Amateur radio operators keep experimenting communication technologies and, as a consequence, they contact people of other countries and other cultures. They try also to be useful to the community in emergencies and when human life is in danger.

But hams like also to show their skills during contests over the air. The best among them are also listed in official rolls and often win awards. All this activities are considered very enjoyng my most, but not all, amateurs all over the world and many efforts are done to set up good contest stations and to find the best location for transmitting.

Amateur contests last from a few hours to 48 hours and during this period you must have as many contacts as possibile. There are many contests and each one has its specific rules that you should know before you participate.
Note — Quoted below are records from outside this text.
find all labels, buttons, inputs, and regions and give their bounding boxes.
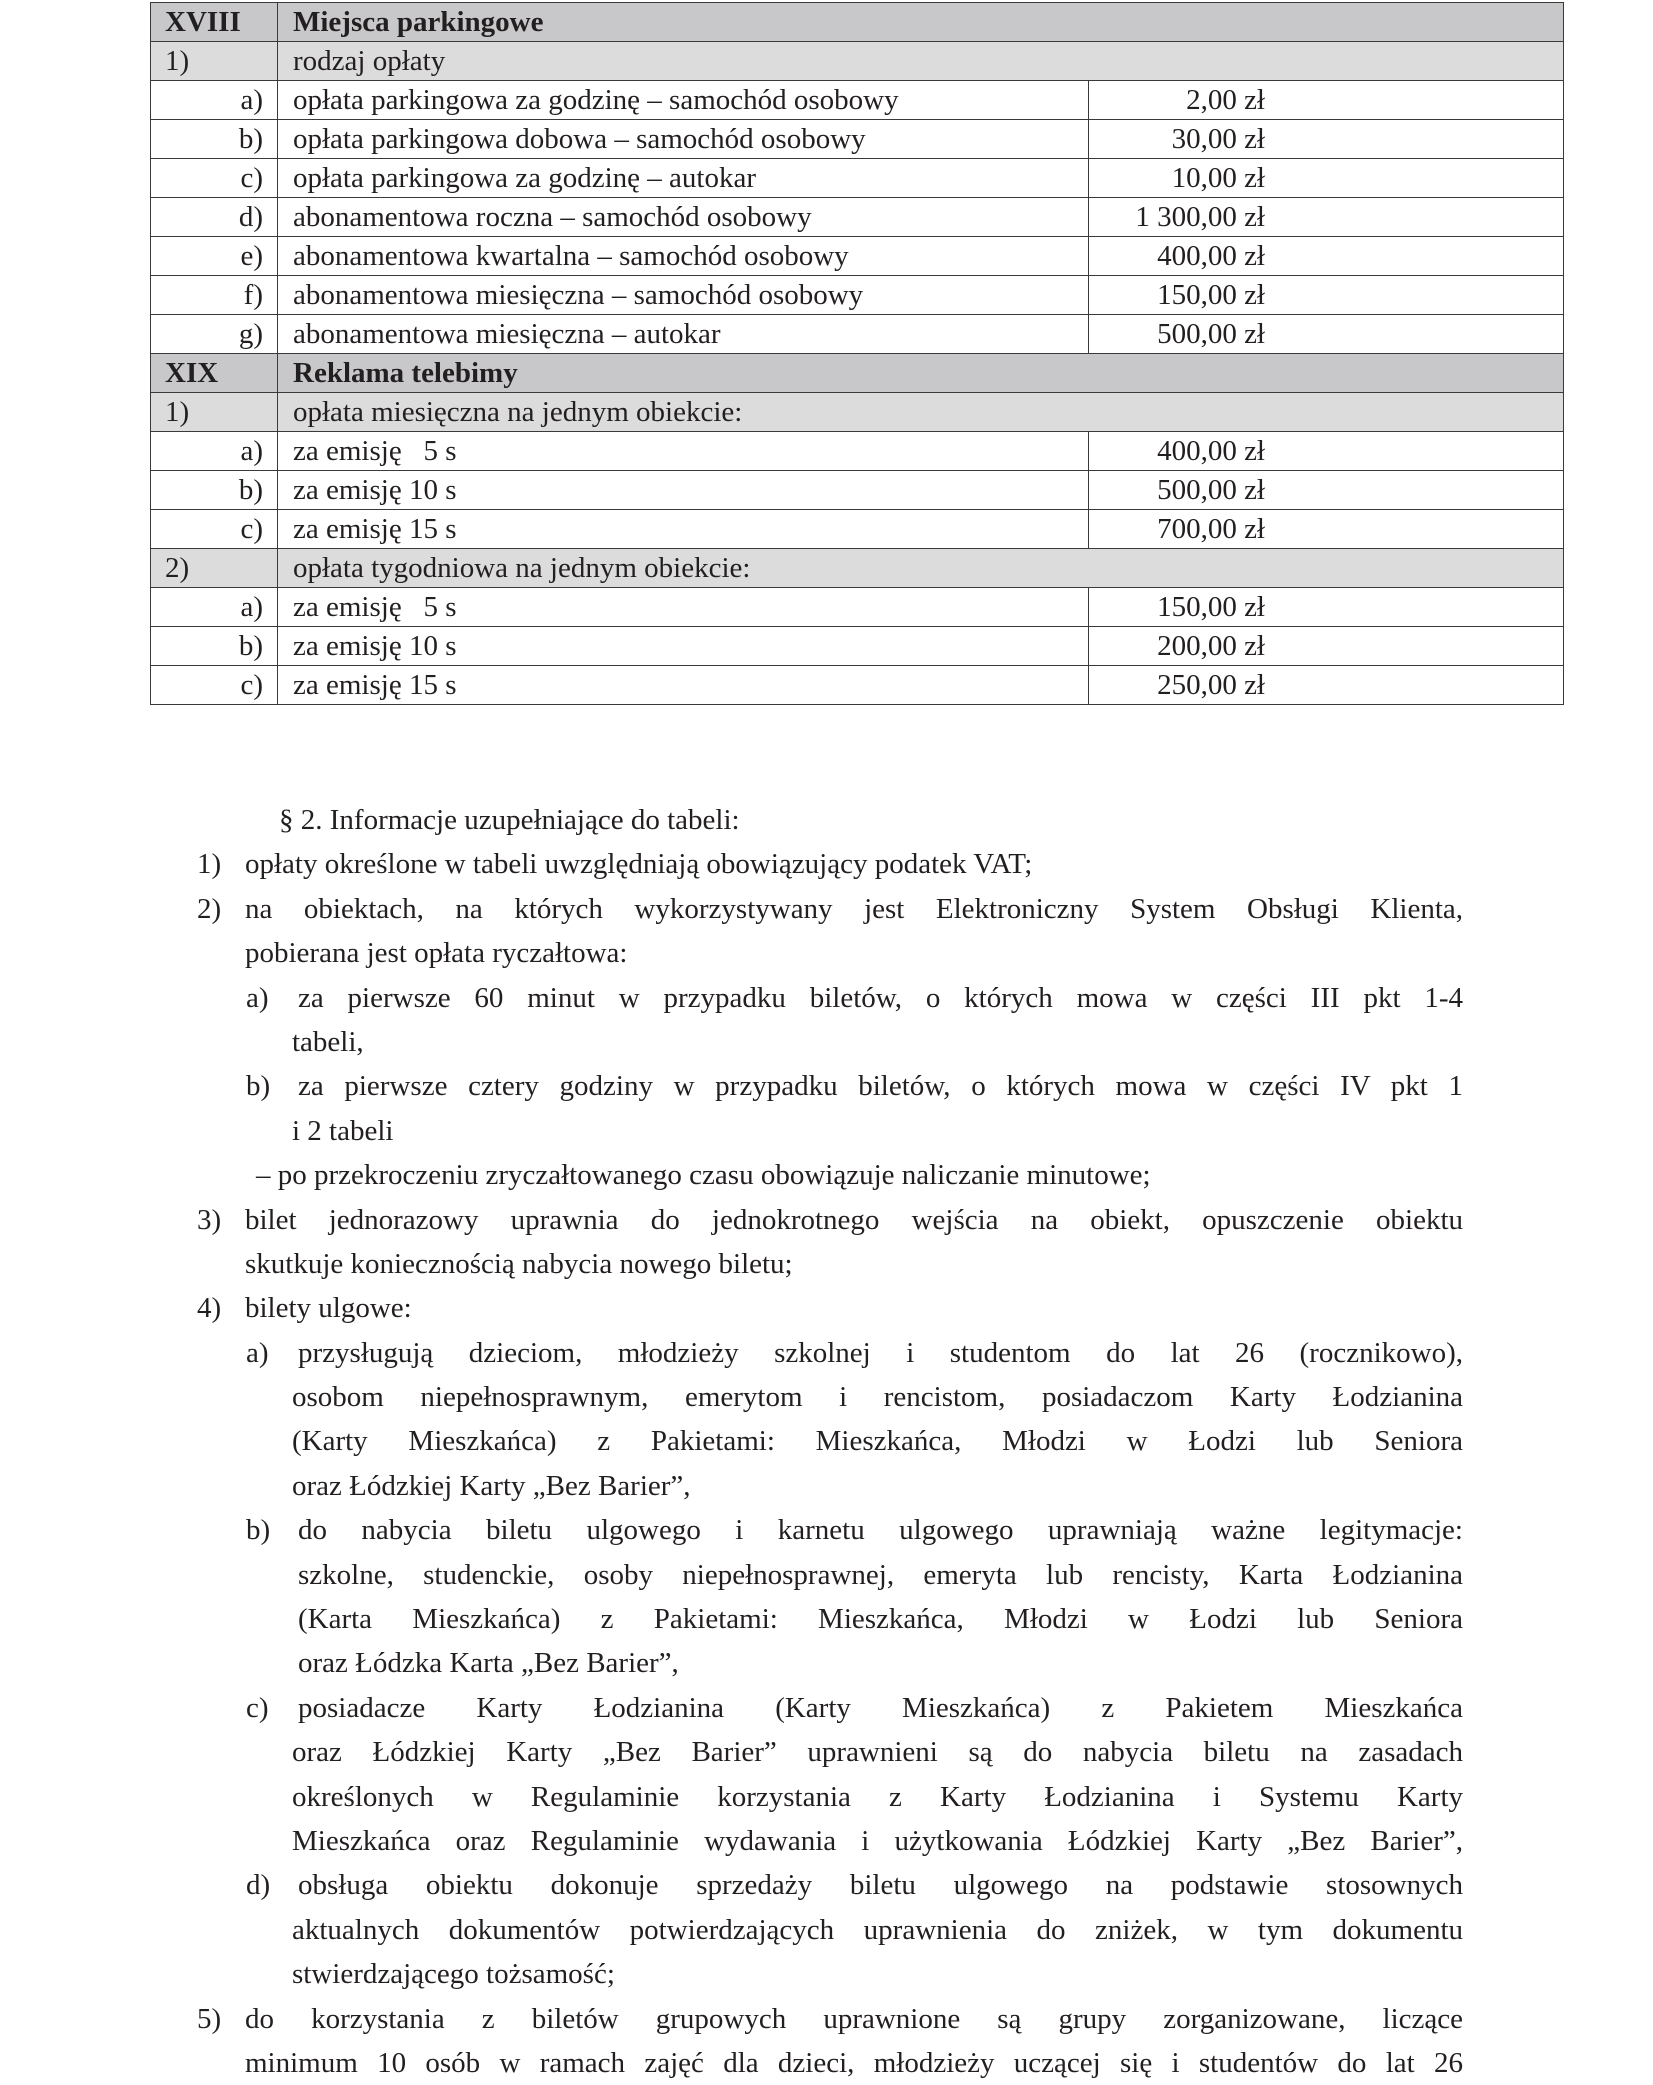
list-marker: b) [246, 1070, 271, 1103]
row-description-cell: opłata miesięczna na jednym obiekcie: [278, 393, 1564, 432]
note-text: przysługują dzieciom, młodzieży szkolnej i studentom do lat 26 (rocznikowo), [298, 1336, 1463, 1369]
table-row [151, 237, 1564, 276]
row-amount-cell: 10,00 zł [1089, 159, 1564, 198]
row-number-cell: 1) [151, 42, 278, 81]
note-text: opłaty określone w tabeli uwzględniają obowiązujący podatek VAT; [245, 848, 1033, 881]
row-description-cell: abonamentowa miesięczna – samochód osobowy [278, 276, 1089, 315]
note-text: osobom niepełnosprawnym, emerytom i rencistom, posiadaczom Karty Łodzianina [292, 1381, 1463, 1414]
note-text: bilet jednorazowy uprawnia do jednokrotnego wejścia na obiekt, opuszczenie obiektu [245, 1203, 1463, 1236]
table-section-row [151, 3, 1564, 42]
row-amount-cell: 200,00 zł [1089, 627, 1564, 666]
note-line [0, 1064, 1653, 1108]
note-line [0, 1286, 1653, 1330]
row-amount-cell: 30,00 zł [1089, 120, 1564, 159]
note-text: obsługa obiektu dokonuje sprzedaży biletu ulgowego na podstawie stosownych [298, 1869, 1463, 1902]
note-text: na obiektach, na których wykorzystywany jest Elektroniczny System Obsługi Klienta, [245, 892, 1463, 925]
row-description-cell: abonamentowa kwartalna – samochód osobowy [278, 237, 1089, 276]
row-number-cell: 1) [151, 393, 278, 432]
row-description-cell: za emisję 15 s [278, 666, 1089, 705]
row-number-cell: b) [151, 627, 278, 666]
note-line [0, 1775, 1653, 1819]
note-line [0, 1819, 1653, 1863]
list-marker: c) [246, 1691, 269, 1724]
note-text: do korzystania z biletów grupowych uprawnione są grupy zorganizowane, liczące [245, 2002, 1463, 2035]
note-text: minimum 10 osób w ramach zajęć dla dzieci, młodzieży uczącej się i studentów do lat 26 [245, 2046, 1463, 2079]
table-subsection-row [151, 393, 1564, 432]
table-row [151, 81, 1564, 120]
tariff-table-body [151, 3, 1564, 705]
row-number-cell: b) [151, 471, 278, 510]
note-text: (Karta Mieszkańca) z Pakietami: Mieszkańca, Młodzi w Łodzi lub Seniora [298, 1603, 1463, 1636]
note-line [0, 1508, 1653, 1552]
note-line [0, 931, 1653, 975]
row-description-cell: opłata parkingowa za godzinę – autokar [278, 159, 1089, 198]
row-number-cell: c) [151, 666, 278, 705]
table-row [151, 627, 1564, 666]
row-amount-cell: 150,00 zł [1089, 276, 1564, 315]
row-description-cell: abonamentowa miesięczna – autokar [278, 315, 1089, 354]
list-marker: 1) [197, 848, 222, 881]
tariff-table [150, 2, 1564, 705]
note-line [0, 1597, 1653, 1641]
note-line [0, 1419, 1653, 1463]
note-line [0, 976, 1653, 1020]
row-number-cell: a) [151, 432, 278, 471]
note-text: za pierwsze 60 minut w przypadku biletów, o których mowa w części III pkt 1-4 [298, 981, 1463, 1014]
row-number-cell: b) [151, 120, 278, 159]
table-row [151, 666, 1564, 705]
note-text: pobierana jest opłata ryczałtowa: [245, 937, 628, 970]
row-number-cell: f) [151, 276, 278, 315]
note-line [0, 1375, 1653, 1419]
list-marker: 5) [197, 2002, 222, 2035]
section-heading [0, 798, 1653, 842]
note-text: oraz Łódzka Karta „Bez Barier”, [298, 1647, 679, 1680]
note-text: do nabycia biletu ulgowego i karnetu ulgowego uprawniają ważne legitymacje: [298, 1514, 1463, 1547]
note-line [0, 1952, 1653, 1996]
note-line [0, 2041, 1653, 2085]
row-description-cell: za emisję 10 s [278, 471, 1089, 510]
row-description-cell: za emisję 15 s [278, 510, 1089, 549]
row-description-cell: opłata parkingowa za godzinę – samochód osobowy [278, 81, 1089, 120]
table-row [151, 510, 1564, 549]
row-number-cell: e) [151, 237, 278, 276]
list-marker: d) [246, 1869, 271, 1902]
note-line [0, 1908, 1653, 1952]
table-row [151, 315, 1564, 354]
row-amount-cell: 150,00 zł [1089, 588, 1564, 627]
table-row [151, 471, 1564, 510]
note-line [0, 1331, 1653, 1375]
row-description-cell: za emisję 5 s [278, 432, 1089, 471]
row-amount-cell: 700,00 zł [1089, 510, 1564, 549]
row-description-cell: opłata tygodniowa na jednym obiekcie: [278, 549, 1564, 588]
table-subsection-row [151, 42, 1564, 81]
table-row [151, 276, 1564, 315]
row-amount-cell: 250,00 zł [1089, 666, 1564, 705]
note-text: szkolne, studenckie, osoby niepełnosprawnej, emeryta lub rencisty, Karta Łodzianina [298, 1558, 1463, 1591]
row-number-cell: 2) [151, 549, 278, 588]
note-line [0, 842, 1653, 886]
note-line [0, 1997, 1653, 2041]
note-line [0, 1109, 1653, 1153]
note-line [0, 1198, 1653, 1242]
note-text: skutkuje koniecznością nabycia nowego biletu; [245, 1247, 793, 1280]
row-number-cell: XIX [151, 354, 278, 393]
list-marker: 4) [197, 1292, 222, 1325]
row-amount-cell: 400,00 zł [1089, 237, 1564, 276]
note-line [0, 1242, 1653, 1286]
row-description-cell: opłata parkingowa dobowa – samochód osobowy [278, 120, 1089, 159]
note-text: (Karty Mieszkańca) z Pakietami: Mieszkańca, Młodzi w Łodzi lub Seniora [292, 1425, 1463, 1458]
note-line [0, 1641, 1653, 1685]
row-amount-cell: 500,00 zł [1089, 471, 1564, 510]
table-row [151, 432, 1564, 471]
row-description-cell: Miejsca parkingowe [278, 3, 1564, 42]
note-line [0, 1464, 1653, 1508]
note-text: posiadacze Karty Łodzianina (Karty Mieszkańca) z Pakietem Mieszkańca [298, 1691, 1463, 1724]
note-line [0, 1153, 1653, 1197]
note-line [0, 1686, 1653, 1730]
list-marker: 2) [197, 892, 222, 925]
row-number-cell: XVIII [151, 3, 278, 42]
note-text: stwierdzającego tożsamość; [292, 1958, 615, 1991]
row-number-cell: c) [151, 510, 278, 549]
row-description-cell: abonamentowa roczna – samochód osobowy [278, 198, 1089, 237]
note-line [0, 887, 1653, 931]
note-text: oraz Łódzkiej Karty „Bez Barier” uprawnieni są do nabycia biletu na zasadach [292, 1736, 1463, 1769]
row-description-cell: rodzaj opłaty [278, 42, 1564, 81]
row-number-cell: a) [151, 588, 278, 627]
row-number-cell: d) [151, 198, 278, 237]
table-row [151, 159, 1564, 198]
note-text: tabeli, [292, 1025, 364, 1058]
row-amount-cell: 400,00 zł [1089, 432, 1564, 471]
list-marker: a) [246, 1336, 269, 1369]
supplementary-notes [0, 798, 1653, 2085]
row-number-cell: a) [151, 81, 278, 120]
note-line [0, 1020, 1653, 1064]
row-amount-cell: 1 300,00 zł [1089, 198, 1564, 237]
note-text: i 2 tabeli [292, 1114, 394, 1147]
row-number-cell: g) [151, 315, 278, 354]
note-text: oraz Łódzkiej Karty „Bez Barier”, [292, 1469, 691, 1502]
table-row [151, 588, 1564, 627]
list-marker: a) [246, 981, 269, 1014]
table-row [151, 198, 1564, 237]
note-text: Mieszkańca oraz Regulaminie wydawania i użytkowania Łódzkiej Karty „Bez Barier”, [292, 1824, 1463, 1857]
note-text: bilety ulgowe: [245, 1292, 412, 1325]
list-marker: 3) [197, 1203, 222, 1236]
list-marker: b) [246, 1514, 271, 1547]
row-description-cell: za emisję 10 s [278, 627, 1089, 666]
note-line [0, 1863, 1653, 1907]
row-description-cell: Reklama telebimy [278, 354, 1564, 393]
note-text: aktualnych dokumentów potwierdzających uprawnienia do zniżek, w tym dokumentu [292, 1913, 1463, 1946]
row-description-cell: za emisję 5 s [278, 588, 1089, 627]
note-text: § 2. Informacje uzupełniające do tabeli: [279, 804, 740, 836]
row-amount-cell: 500,00 zł [1089, 315, 1564, 354]
note-line [0, 1553, 1653, 1597]
row-amount-cell: 2,00 zł [1089, 81, 1564, 120]
note-text: – po przekroczeniu zryczałtowanego czasu obowiązuje naliczanie minutowe; [256, 1159, 1151, 1192]
table-section-row [151, 354, 1564, 393]
row-number-cell: c) [151, 159, 278, 198]
table-subsection-row [151, 549, 1564, 588]
note-text: określonych w Regulaminie korzystania z Karty Łodzianina i Systemu Karty [292, 1780, 1463, 1813]
table-row [151, 120, 1564, 159]
note-line [0, 1730, 1653, 1774]
note-text: za pierwsze cztery godziny w przypadku biletów, o których mowa w części IV pkt 1 [298, 1070, 1463, 1103]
After the contest, the list of contacts is sent to the organizing committee, with the hope of a good placement. The results are usually published on radio magazines and winners get symbolic prizes, such as awards, placques, coups, etc.
Usually contests are done during week-ends and, while some of them are for a single country, others have the participation of Hams all over the world. Radio contacts are very quick during the contest: operators exchange the data required by the rules and immediately after go looking for another radio station.
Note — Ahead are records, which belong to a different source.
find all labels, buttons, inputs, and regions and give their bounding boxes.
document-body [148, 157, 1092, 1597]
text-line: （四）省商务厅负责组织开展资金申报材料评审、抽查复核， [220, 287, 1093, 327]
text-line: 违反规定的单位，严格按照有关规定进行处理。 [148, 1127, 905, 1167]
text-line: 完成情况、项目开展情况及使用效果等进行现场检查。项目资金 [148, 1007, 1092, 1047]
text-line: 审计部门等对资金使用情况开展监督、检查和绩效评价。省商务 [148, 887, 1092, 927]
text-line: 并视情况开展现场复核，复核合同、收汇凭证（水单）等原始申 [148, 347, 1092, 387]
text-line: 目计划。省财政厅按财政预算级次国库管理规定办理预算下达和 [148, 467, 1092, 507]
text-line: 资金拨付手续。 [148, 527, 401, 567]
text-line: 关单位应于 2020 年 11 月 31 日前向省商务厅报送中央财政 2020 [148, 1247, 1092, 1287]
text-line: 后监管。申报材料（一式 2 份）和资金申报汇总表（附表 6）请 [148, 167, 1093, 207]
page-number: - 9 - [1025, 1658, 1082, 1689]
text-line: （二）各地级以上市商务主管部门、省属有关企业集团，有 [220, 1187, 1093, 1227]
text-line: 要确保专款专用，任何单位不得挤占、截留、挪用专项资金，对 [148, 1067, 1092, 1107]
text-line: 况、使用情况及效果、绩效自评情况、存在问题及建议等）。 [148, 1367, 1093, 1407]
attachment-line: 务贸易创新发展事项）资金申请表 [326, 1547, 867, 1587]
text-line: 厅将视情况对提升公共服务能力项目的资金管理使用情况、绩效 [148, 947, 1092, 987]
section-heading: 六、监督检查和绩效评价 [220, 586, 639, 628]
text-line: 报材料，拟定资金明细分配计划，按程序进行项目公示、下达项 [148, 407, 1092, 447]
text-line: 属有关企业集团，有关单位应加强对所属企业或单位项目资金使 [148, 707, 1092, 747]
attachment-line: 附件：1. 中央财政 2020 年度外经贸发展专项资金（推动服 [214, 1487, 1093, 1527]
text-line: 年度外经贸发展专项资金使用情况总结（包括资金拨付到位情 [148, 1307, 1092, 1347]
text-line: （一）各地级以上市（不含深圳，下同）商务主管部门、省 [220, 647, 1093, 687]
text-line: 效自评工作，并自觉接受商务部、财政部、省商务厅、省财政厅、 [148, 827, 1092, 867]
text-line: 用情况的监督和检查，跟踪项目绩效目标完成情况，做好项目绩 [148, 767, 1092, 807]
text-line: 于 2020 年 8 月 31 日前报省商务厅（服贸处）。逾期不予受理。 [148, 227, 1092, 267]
To certify the achievement of certain long period targets in the ham activity, some radio magazines and associations give awards. As an example, the most wanted award for beginners is DXCC (DX Century Club) which is obtained when you contact at least 100 different countries, proving this fact with QSL cards.
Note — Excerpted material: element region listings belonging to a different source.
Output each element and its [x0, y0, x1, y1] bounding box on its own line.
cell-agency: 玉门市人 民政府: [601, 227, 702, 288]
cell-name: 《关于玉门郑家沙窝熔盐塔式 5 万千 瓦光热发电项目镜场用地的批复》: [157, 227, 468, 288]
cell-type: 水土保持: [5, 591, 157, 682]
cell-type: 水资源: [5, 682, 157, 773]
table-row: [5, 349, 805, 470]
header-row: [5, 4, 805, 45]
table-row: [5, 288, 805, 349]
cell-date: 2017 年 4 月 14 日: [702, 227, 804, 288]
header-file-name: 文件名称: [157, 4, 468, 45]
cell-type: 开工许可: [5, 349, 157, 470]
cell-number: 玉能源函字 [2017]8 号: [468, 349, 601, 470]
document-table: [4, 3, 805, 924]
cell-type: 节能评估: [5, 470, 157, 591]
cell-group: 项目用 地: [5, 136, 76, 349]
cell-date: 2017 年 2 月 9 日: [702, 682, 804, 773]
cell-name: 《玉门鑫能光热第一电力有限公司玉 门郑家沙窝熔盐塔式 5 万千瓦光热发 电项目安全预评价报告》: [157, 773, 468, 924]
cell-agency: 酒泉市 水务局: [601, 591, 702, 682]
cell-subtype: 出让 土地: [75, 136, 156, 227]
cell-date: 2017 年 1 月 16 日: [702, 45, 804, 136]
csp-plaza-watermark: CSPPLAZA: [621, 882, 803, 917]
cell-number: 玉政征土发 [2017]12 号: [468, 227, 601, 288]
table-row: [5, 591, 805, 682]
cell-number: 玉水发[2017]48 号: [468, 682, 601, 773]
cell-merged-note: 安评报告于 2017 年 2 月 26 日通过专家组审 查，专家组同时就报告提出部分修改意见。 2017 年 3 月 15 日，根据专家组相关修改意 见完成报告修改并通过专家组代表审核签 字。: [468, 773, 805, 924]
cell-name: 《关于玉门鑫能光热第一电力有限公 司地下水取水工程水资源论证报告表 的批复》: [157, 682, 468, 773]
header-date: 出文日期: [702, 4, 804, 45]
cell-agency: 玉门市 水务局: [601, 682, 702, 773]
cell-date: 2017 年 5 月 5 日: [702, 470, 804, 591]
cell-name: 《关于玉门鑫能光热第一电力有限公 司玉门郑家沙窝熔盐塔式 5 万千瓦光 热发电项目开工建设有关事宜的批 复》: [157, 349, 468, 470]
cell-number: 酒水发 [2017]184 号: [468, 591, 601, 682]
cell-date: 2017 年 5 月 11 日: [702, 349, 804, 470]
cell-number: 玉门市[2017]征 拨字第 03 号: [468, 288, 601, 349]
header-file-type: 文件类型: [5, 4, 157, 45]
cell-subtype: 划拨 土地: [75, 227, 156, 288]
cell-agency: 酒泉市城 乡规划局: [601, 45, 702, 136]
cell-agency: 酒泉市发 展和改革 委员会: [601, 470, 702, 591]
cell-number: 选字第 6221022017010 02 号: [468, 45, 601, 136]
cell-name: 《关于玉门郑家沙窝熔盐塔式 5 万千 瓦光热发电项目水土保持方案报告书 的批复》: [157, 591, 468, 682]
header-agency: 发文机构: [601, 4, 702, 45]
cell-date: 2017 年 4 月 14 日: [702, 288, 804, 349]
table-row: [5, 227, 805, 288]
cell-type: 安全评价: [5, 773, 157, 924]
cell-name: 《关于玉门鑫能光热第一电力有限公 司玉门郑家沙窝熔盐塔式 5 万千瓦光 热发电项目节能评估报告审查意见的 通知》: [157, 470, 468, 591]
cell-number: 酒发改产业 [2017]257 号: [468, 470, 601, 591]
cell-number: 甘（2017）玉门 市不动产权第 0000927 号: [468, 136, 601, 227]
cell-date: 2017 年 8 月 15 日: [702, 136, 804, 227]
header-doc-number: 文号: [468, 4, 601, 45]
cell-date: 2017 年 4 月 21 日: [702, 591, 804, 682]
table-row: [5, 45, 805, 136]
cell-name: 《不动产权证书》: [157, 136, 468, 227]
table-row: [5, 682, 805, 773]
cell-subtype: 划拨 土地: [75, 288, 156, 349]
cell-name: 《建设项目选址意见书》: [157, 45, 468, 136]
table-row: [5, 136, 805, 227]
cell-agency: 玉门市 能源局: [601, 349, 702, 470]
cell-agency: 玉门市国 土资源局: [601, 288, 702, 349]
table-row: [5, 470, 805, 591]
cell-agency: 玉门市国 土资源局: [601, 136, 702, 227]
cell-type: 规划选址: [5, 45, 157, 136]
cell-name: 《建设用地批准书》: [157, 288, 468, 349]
Interestingly enough, the country definition for DXCC is not the same you find on world maps, because geographical factors are considered to be important as political ones. As a result, Sardinia is a DXCC country, not part of Italy, and the same apply to Canary Islands, not being part of Spain. You got the concept...
Other awards are done in particular occasions, and are usually easier to get. There are contests for all interests, for contacts by satellite or by Moon, for the different bands, etc.
One of most wanted these years is without any doubts IOTA (Islands On The Air), exactly because it is very hard: you must contact some hundred stations transmitting only from islands.
Honour Rolls
Magazines and associations keep also lists of best results for awards. As an example there is a DXCC Honour Roll, listing the stations that contacted a great number of countries, much greater than the minimum 100 required for obtaining the award.